Once you have the cluster setup - deploy the attached application to the cluster with the availabilityenabled parameter set to true as shown below.

asadmin deploy --target <target-cluster-name> --availabilityenabled=true SFSBDriver.war

The application SFSBDriver is what shows the HA features in MS3. To start the demo - point your browser to

http://localhost:18080/SFSBDriver/SFSBDriverServlet (we are pointing to instance 1 but you could use any instance. Also replace localhost appropriately)

The application puts the following attributes in the HTTP session -

an Integer value
a String
and two stateful session bean references.

When the application is loaded on the browser hit refresh a few times and you will see that the counter is incremented.
Now shutdown the instance on which you were loading the page, in our case instance 1 as follows -

asadmin stop-instance inst1

Get the session id for the cookie from the browser (on firefox right click on the page and select Page Info and you will get the session id).

Now redirect the browser to go to instance 3 - passing it the JSESSIONID=<session id> in the url.

So the url will be

http://localhost:38080/SFSBDriver/SFSBDriverServlet?JSESSIONID=<session id>

You will observe that the counter increment continues from where you left off on instance1. The session data is replicated to inst3 and the state is preserved.

The [^SFSBDriver.war] is attached (sources will also be put up shortly). Click on Tools on the top right corner of this page to get to the attachments.

High Availability of Stateful EJBs using Method Checkpointing

Once you have the cluster setup - deploy the attached application to the cluster with the availabilityenabled parameter set to true as shown below.

asadmin deploy --target <target-cluster-name> --availabilityenabled=true SFSBMethodCheckpointDriver.war

To start the demo - point your browser to

http://localhost:18080/SFSBMethodcheckpointDriver/SFSBDriverServlet (we are pointing to instance 1 but you could use any instance. Also replace localhost appropriately)

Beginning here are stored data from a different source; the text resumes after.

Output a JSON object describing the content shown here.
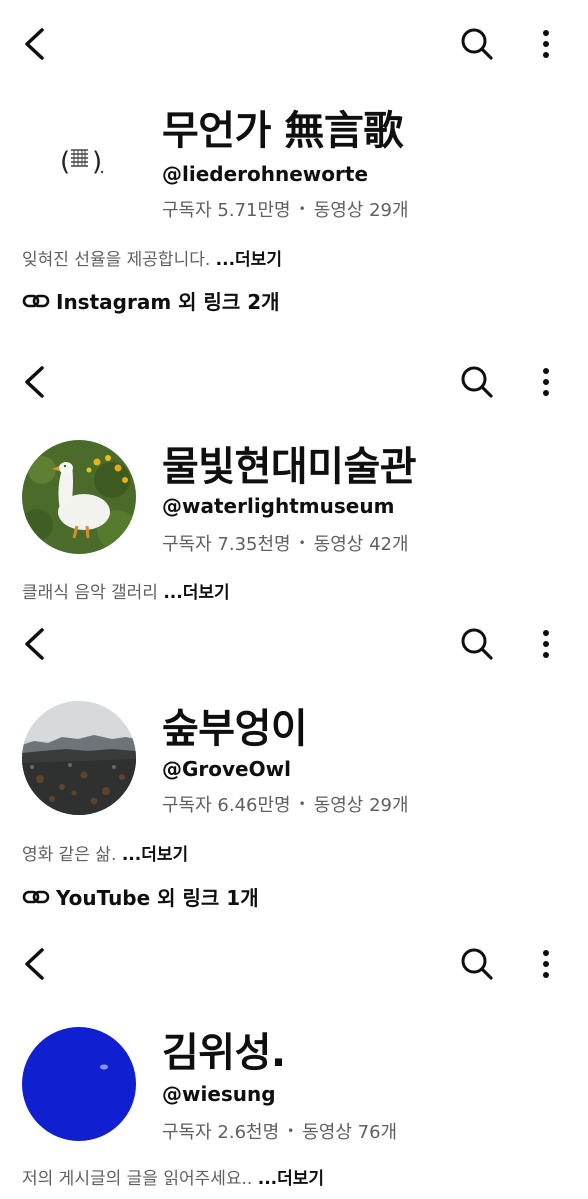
{
  "icons": {
    "back": "back-arrow-icon",
    "search": "search-icon",
    "more": "more-vert-icon",
    "link": "link-icon"
  },
  "channels": [
    {
      "name": "무언가 無言歌",
      "handle": "@liederohneworte",
      "subscribers": "구독자 5.71만명",
      "videos": "동영상 29개",
      "description": "잊혀진 선율을 제공합니다.",
      "more_label": "...더보기",
      "links_label": "Instagram 외 링크 2개"
    },
    {
      "name": "물빛현대미술관",
      "handle": "@waterlightmuseum",
      "subscribers": "구독자 7.35천명",
      "videos": "동영상 42개",
      "description": "클래식 음악 갤러리",
      "more_label": "...더보기"
    },
    {
      "name": "숲부엉이",
      "handle": "@GroveOwl",
      "subscribers": "구독자 6.46만명",
      "videos": "동영상 29개",
      "description": "영화 같은 삶.",
      "more_label": "...더보기",
      "links_label": "YouTube 외 링크 1개"
    },
    {
      "name": "김위성.",
      "handle": "@wiesung",
      "subscribers": "구독자 2.6천명",
      "videos": "동영상 76개",
      "description": "저의 게시글의 글을 읽어주세요..",
      "more_label": "...더보기"
    }
  ],
  "colors": {
    "text": "#0f0f0f",
    "secondary": "#606060",
    "avatar_blue": "#1020d0"
  }
}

The application puts the following attributes in the HTTP session -

an Integer value
a String
and two stateful session bean references. The first bean has a method called incrementCounter() which has a (default) transaction attribute (TX_REUQIRED). This causes the bean's state to be checkpointed at the end of Tx. The second bean has the same method incrementCounter() but that method has a transaction attribnute TX_NEVER. This means that invoking the icnrementCountER() will not cause the bean's state to be captured. In order to do this we have another method called doCheckpoint(). The method has been marked as checkpointed method using sun-ejb-jar.xml.

When the application is loaded on the browser hit refresh a few times and you will see that the counter is incremented.

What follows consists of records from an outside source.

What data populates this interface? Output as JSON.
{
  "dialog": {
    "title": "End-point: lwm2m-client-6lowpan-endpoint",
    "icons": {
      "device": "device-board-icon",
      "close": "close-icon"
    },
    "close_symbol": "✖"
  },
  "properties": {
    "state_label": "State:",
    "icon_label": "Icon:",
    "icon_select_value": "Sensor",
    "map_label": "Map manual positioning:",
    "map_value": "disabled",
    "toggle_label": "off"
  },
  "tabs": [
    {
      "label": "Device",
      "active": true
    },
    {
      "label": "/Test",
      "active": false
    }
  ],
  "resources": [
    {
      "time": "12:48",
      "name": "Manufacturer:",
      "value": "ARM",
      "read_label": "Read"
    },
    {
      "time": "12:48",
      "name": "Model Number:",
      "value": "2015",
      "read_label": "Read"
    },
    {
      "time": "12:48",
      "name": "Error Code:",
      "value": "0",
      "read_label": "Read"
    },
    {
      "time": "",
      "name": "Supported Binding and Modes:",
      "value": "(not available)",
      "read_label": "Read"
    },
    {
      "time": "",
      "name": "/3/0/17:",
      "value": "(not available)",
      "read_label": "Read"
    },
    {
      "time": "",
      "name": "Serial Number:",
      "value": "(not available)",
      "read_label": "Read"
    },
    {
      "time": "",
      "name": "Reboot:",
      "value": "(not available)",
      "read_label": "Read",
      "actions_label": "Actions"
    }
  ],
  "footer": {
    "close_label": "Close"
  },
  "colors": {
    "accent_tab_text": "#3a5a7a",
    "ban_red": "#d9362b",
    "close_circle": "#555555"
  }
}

Get the session id for the cookie from the browser (on firefox right click on the page and select Page Info and you will get the session id).

Now redirect the browser to go to instance 3 - passing it the JSESSIONID=<session id> in the url.

So the url will be

http://localhost:38080/SFSBMethodCheckpointDriver/SFSBDriverServlet?JSESSIONID=<session id>

You will observe that the counter increment continues for sfsb1 from where you left off on instance1. But the counter for SFSB2 starts from 3 since that bean's state never got checkpointed after the thrird access.

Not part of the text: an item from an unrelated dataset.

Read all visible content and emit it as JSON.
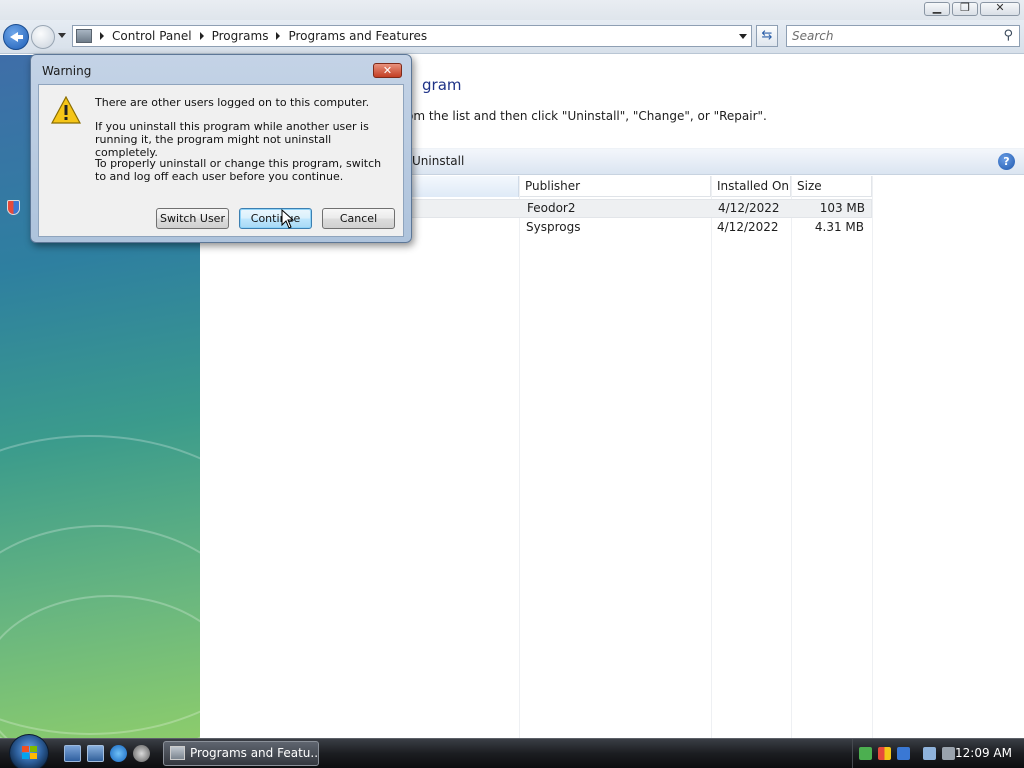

The [^SFSBMethodCheckpointDriver.war] is attached (sources will also be put up shortly). Click on Tools on the top right corner of this page to get to the attachments.

Acknowledgement: I would like to thank Cheng Fang for his valuable help in getting this feature done. Many thanks for Joe Fialli, Bobby and Seteve (HA team) for their help.